La famille, thème récurrent de l’œuvre d’Erdrich, apparaît ici éclatée. Tels des lambeaux déchirés, ses membres tentent de s’agripper les uns aux autres. La vie les malmène, mais ils se bagarrent pour rebondir. Mary et Karl restent pourtant ces enfants abandonnés qui ont dû grandir autrement. On les voit devenir adultes, découvrir que l’existence ne correspond pas aux "romans à l’eau de rose". Ces battants sont bien obligés de survivre, mais ils se montrent parfois impitoyables avec eux-mêmes. Résolument touchants, ils nous donnent envie de les sauver, par moments. "Je savais que ma vie n’aurait rien d’un tunnel d’amour trouant les ténèbres. Je ne choisis pas la solitude.
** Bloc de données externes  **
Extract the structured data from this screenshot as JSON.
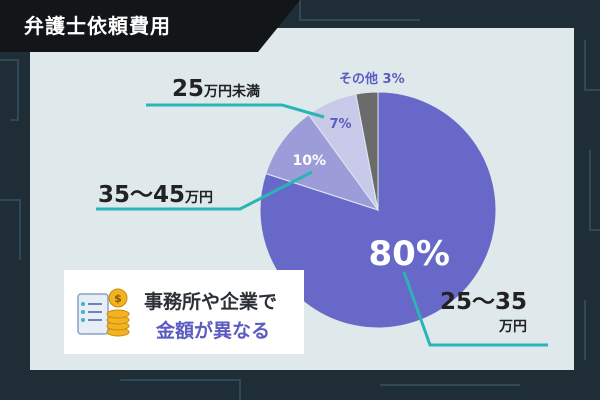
{
  "title": "弁護士依頼費用",
  "badge": {
    "line1": "事務所や企業で",
    "line2": "金額が異なる",
    "icon": "checklist-coins-icon"
  },
  "labels": {
    "under25": {
      "num": "25",
      "unit": "万円未満"
    },
    "r35_45": {
      "num": "35～45",
      "unit": "万円"
    },
    "r25_35": {
      "num": "25～35",
      "unit": "万円"
    },
    "other": "その他 3%"
  },
  "colors": {
    "main": "#6868c9",
    "mid": "#9c9cd9",
    "light": "#c9c9e9",
    "other": "#6b6b6b",
    "leader": "#2ab5b5",
    "accent_text": "#5b5bc2"
  },
  "chart_data": {
    "type": "pie",
    "title": "弁護士依頼費用",
    "slices": [
      {
        "label": "25～35万円",
        "value": 80,
        "value_label": "80%"
      },
      {
        "label": "35～45万円",
        "value": 10,
        "value_label": "10%"
      },
      {
        "label": "25万円未満",
        "value": 7,
        "value_label": "7%"
      },
      {
        "label": "その他",
        "value": 3,
        "value_label": "3%"
      }
    ]
  }
}
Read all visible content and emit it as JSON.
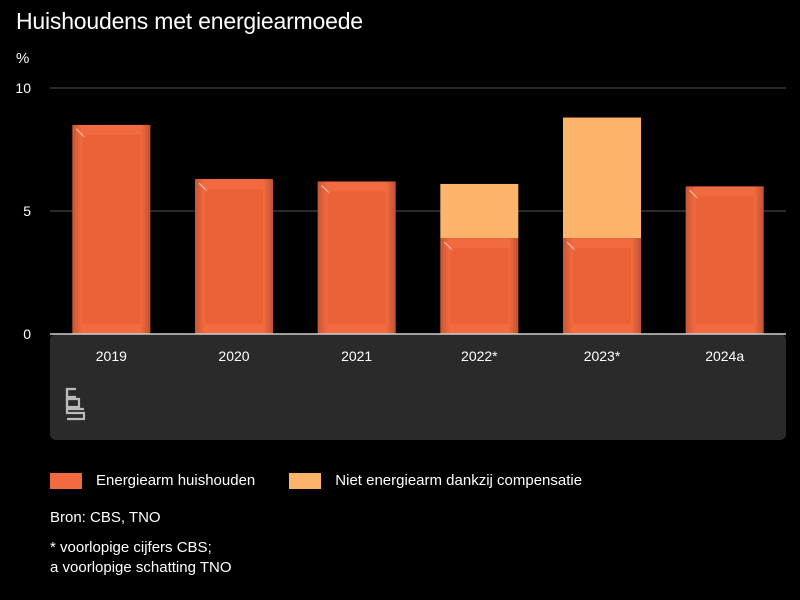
{
  "title": "Huishoudens met energiearmoede",
  "unit_label": "%",
  "colors": {
    "energiearm": "#f26a3f",
    "energiearm_dark": "#e0522a",
    "compensatie": "#fdb36a",
    "panel": "#2a2a2a",
    "grid": "#555555"
  },
  "chart_data": {
    "type": "bar",
    "stacked": true,
    "title": "Huishoudens met energiearmoede",
    "ylabel": "%",
    "ylim": [
      0,
      10
    ],
    "yticks": [
      0,
      5,
      10
    ],
    "categories": [
      "2019",
      "2020",
      "2021",
      "2022*",
      "2023*",
      "2024a"
    ],
    "series": [
      {
        "name": "Energiearm huishouden",
        "values": [
          8.5,
          6.3,
          6.2,
          3.9,
          3.9,
          6.0
        ]
      },
      {
        "name": "Niet energiearm dankzij compensatie",
        "values": [
          0,
          0,
          0,
          2.2,
          4.9,
          0
        ]
      }
    ]
  },
  "legend": {
    "items": [
      {
        "label": "Energiearm huishouden"
      },
      {
        "label": "Niet energiearm dankzij compensatie"
      }
    ]
  },
  "logo": {
    "name": "cbs"
  },
  "source": "Bron: CBS, TNO",
  "notes": {
    "line1": "* voorlopige cijfers CBS;",
    "line2": "a voorlopige schatting TNO"
  }
}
Qui donc la choisirait ? Elle me vint comme une sorte de vocation."

L’auteure ne manque ni d’humour, ni de saveur, ni de violence ou de lucidité pour décrire ces rendez-vous manqués avec les autres, soi-même ou l’existence. Une fois qu’on plonge dans cette aventure intense, on oublie le monde environnant tant ses héros se révèlent émouvants et prenants.